Artificial Intelligence has become deeply embedded in business and daily life, with Large Language Models (LLMs) rapidly reshaping communication, customer service, automation, and content creation.

Yet while these tools demonstrate extraordinary capabilities for high-resource languages like English, Maltese remains at a competitive disadvantage in the digital sphere.

Speaking at Ctrl+Esc Malta 2025, University of Malta Associate Professor Claudia Borg and AI expert Mohamed Berrimi highlighted the critical need to accelerate investment and innovation to ensure that Maltese retains its relevance in the era of AI.

A structural inequality in language technology

Mohamed Berrimi / LinkedIn

The experts emphasised that AI models depend on massive volumes of high-quality data. English benefits from millions of pages of native text. Maltese provides only a few thousand. This discrepancy makes it impossible for international models to perform equally across languages.

As discussed during the event, low-resource languages like Maltese face three persistent constraints:

  • Too little digital presence relative to the speaking population
  • Limited availability of high-quality, native-authored datasets
  • Over-dependence on low-quality translations

Globally, 43 per cent of languages are endangered. Yet only 1.5 per cent are meaningfully supported in modern AI systems. More than 80 per cent of non-English training data is derived from imperfect translations rather than culturally accurate sources. This affects both linguistic accuracy and social context in model outputs.

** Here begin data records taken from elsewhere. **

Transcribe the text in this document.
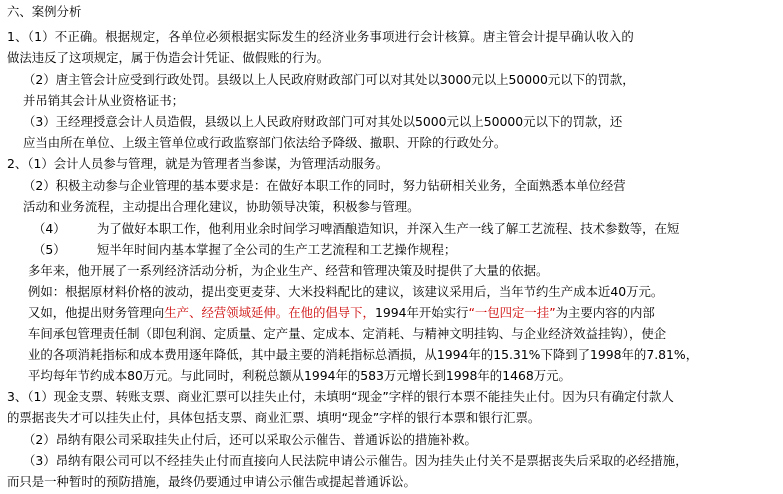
六、案例分析
1、（1）不正确。根据规定，各单位必须根据实际发生的经济业务事项进行会计核算。唐主管会计提早确认收入的
做法违反了这项规定，属于伪造会计凭证、做假账的行为。
（2）唐主管会计应受到行政处罚。县级以上人民政府财政部门可以对其处以3000元以上50000元以下的罚款，
并吊销其会计从业资格证书；
（3）王经理授意会计人员造假，县级以上人民政府财政部门可对其处以5000元以上50000元以下的罚款，还
应当由所在单位、上级主管单位或行政监察部门依法给予降级、撤职、开除的行政处分。
2、（1）会计人员参与管理，就是为管理者当参谋，为管理活动服务。
（2）积极主动参与企业管理的基本要求是：在做好本职工作的同时，努力钻研相关业务，全面熟悉本单位经营
活动和业务流程，主动提出合理化建议，协助领导决策，积极参与管理。
（4）	为了做好本职工作，他利用业余时间学习啤酒酿造知识，并深入生产一线了解工艺流程、技术参数等，在短
（5）	短半年时间内基本掌握了全公司的生产工艺流程和工艺操作规程；
多年来，他开展了一系列经济活动分析，为企业生产、经营和管理决策及时提供了大量的依据。
例如：根据原材料价格的波动，提出变更麦芽、大米投料配比的建议，该建议采用后，当年节约生产成本近40万元。
又如，他提出财务管理向生产、经营领域延伸。在他的倡导下，1994年开始实行“一包四定一挂”为主要内容的内部
车间承包管理责任制（即包利润、定质量、定产量、定成本、定消耗、与精神文明挂钩、与企业经济效益挂钩），使企
业的各项消耗指标和成本费用逐年降低，其中最主要的消耗指标总酒损，从1994年的15.31%下降到了1998年的7.81%，
平均每年节约成本80万元。与此同时，利税总额从1994年的583万元增长到1998年的1468万元。
3、（1）现金支票、转账支票、商业汇票可以挂失止付，未填明“现金”字样的银行本票不能挂失止付。因为只有确定付款人
的票据丧失才可以挂失止付，具体包括支票、商业汇票、填明“现金”字样的银行本票和银行汇票。
（2）昂纳有限公司采取挂失止付后，还可以采取公示催告、普通诉讼的措施补救。
（3）昂纳有限公司可以不经挂失止付而直接向人民法院申请公示催告。因为挂失止付关不是票据丧失后采取的必经措施，
而只是一种暂时的预防措施，最终仍要通过申请公示催告或提起普通诉讼。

Even multilingual benchmarks often unfairly disadvantage low-resource languages, relying on English-centric evaluation methodologies that do not capture grammatical nuance or cultural relevance.

The bottom line remains stark: LLMs work best if you speak English.

This is true for search engines too. It also comes natural to almost all of us to write in English when searching something up on Google. For example, it’s an instinct that if I am searching for a hairdresser near me, I would write ‘hairdressers near me’ and not ‘parrukkiera viċin tiegħi’. Moreover, if I write the latter, Google does not provide any useful results.

Malta’s strategic response: Building its own AI foundation

Despite the disadvantages, Maltese NLP (natural language processing) research has made significant progress, driven largely by Prof. Borg and her team.

Key achievements include:

▪ Korpus Malti v4.0

A high-quality national language corpus containing approximately 466 million tokens, sourced from 19 domains. Maltese Wikipedia accounts for less than one per cent of it, demonstrating the need to capture diverse and representative text.

▪ BERTu and mBERTu

Maltese-trained language models that outperform generic multilingual ones when used for:

  • Named-entity recognition
  • Sentiment analysis
  • Part-of-speech tagging
  • Dependency parsing

These results illustrate that language-specific models are essential for strong performance.

▪ Speech recognition and translation

Researchers are constructing a 100-hour spoken Maltese corpus. This work will underpin speech-to-text and real-time translation systems, enabling future voice assistants and call-centre automation in Maltese.

▪ Machine translation

Work is ongoing to refine translation quality and address dataset inconsistencies. Government-backed platforms such as traduzzjoni.mt now benefit from more rigorous evaluation, including new native-language testing standards.

▪ Chatbots and financial services adoption

A dedicated Maltese chatbot system is being developed for use in banking and insurance environments, achieving 96 per cent accuracy in understanding common financial queries. This underscores the commercial potential once appropriate data pipelines are established.

▪ Bias detection and mitigation

Given the risk of societal prejudice being encoded into technology, the University of Malta is also actively studying methods to detect and reduce bias in AI systems for Maltese.

A local opportunity

Multinational technology companies are releasing more than 20 new LLMs per month, pulling AI talent into global markets and raising the urgency for smaller countries to protect their linguistic identity.

If Maltese is to succeed in the digital age, businesses will need to support ongoing research and data development. Improved datasets can unlock:

  • AI-enabled customer service automation
  • Smarter digital government services
  • Local fintech and regtech innovation
  • Preserved cultural heritage in online media
  • More equitable access to emerging technologies

A call to action for the private sector

Investing in Maltese AI development is no longer a purely academic exercise. It is central to future competitiveness.

Businesses that incorporate Maltese-capable AI will gain:

  • Better customer engagement
  • Enhanced accessibility and compliance
  • Reduced reliance on English-only automation
  • Stronger marketing.

Cutting corners by relying solely on English systems risks creating a two-tier digital economy in which Maltese speakers are underserved.